Gliomas are the most common malignant human brain tumors. Even when treated with surgery,
radiotherapy, and chemotherapy, patients with the most commonly diagnosed glioma, grade IV glioblastoma
(GB), have a life expectancy of only 14 months. The primary challenge to treating GB is its highly invasive nature,
as infiltrating cancer cells are “protected” from exposure to systemically administered chemotherapies by the
blood brain barrier (BBB). Here, we propose the development of a therapeutic approach for GB that couples
non-invasive BBB opening via the activation of intravascular microbubbles (MBs) with MRI-guided focused
ultrasound (FUS) and biodegradable [polyaspartic acid-polyethyleneglycol (PAA-PEG)], cisplatin (CDDP)-
loaded, “brain-penetrating nanoparticles”. We have previously demonstrated the efficacy of “first-generation”
CDDP-BPN agents, the ability of FUS to precisely target the delivery of BPN across the BBB to MR image-
selected targets in the brain, and the delivery of CDDP-BPN to gliomas.
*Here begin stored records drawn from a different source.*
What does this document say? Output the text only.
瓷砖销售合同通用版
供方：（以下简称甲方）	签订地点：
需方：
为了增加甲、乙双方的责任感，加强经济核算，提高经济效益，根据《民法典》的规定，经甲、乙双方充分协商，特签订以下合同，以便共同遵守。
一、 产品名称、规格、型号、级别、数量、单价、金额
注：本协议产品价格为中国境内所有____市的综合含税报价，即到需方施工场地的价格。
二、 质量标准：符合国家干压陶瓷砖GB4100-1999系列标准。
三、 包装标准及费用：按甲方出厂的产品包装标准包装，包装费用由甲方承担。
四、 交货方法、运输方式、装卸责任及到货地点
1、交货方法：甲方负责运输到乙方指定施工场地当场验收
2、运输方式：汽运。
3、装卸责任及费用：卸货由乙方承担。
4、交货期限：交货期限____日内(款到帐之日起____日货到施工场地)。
Here, we propose four specific aims designed to markedly improve the therapeutic efficacy of the
approach and advance it to clinical trials. In Aim 1, we will engineer a “next-generation” CDDP-BPN for
formulation specifically for systemic administration and FUS-targeted delivery. In parallel, Aims 2 and 3 will be
to markedly augment BPN delivery to invasive gliomas via novel, clinically-operable, modifications to FUS
application protocols. These will include extending treatment volumes based on MRI guidance, testing the
concept of “site-selective” acoustic emissions feedback during BBB opening, and evaluating newly identified
FUS “pre-conditioning” pulse sequences for their ability to increase BPN penetration. Of note, an innovative new
MR image-guided transport analysis of tumor interstitial flow and diffusion will be employed in Aims 2 and 3 to
directly ascertain how FUS modulates the tumor microenvironment to facilitate CDDP-BPN spread though the
treatment volume. Aim 4 will then start by establishing the maximum tolerated dose (MTD) of CDDP-BPN and
assessing cisplatin levels in gliomas after CDDP-BPN delivery using optimized FUS protocols. Next, we will test
whether combining next-generation CDDP-BPN with novel FUS protocols for augmented BPN delivery will
control tumor growth, block infiltration, and improve survival. Importantly, we are about to open a clinical trial at
UVA wherein MR image-guided FUS (Insightec Exablate Neuro System) will be used with MBs to open the BBB
and deliver chemotherapy on a weekly basis to GB patients after they have undergone surgical resection and
radiation. Moreover, MPI Hanes has deep experience with advancing controlled-release formulations for drug
delivery to clinical trials. Thus, a clear precedent has been set for translation. Given our infrastructure and
expertise, we are exceptionally well-positioned to translate successful findings to the clinic.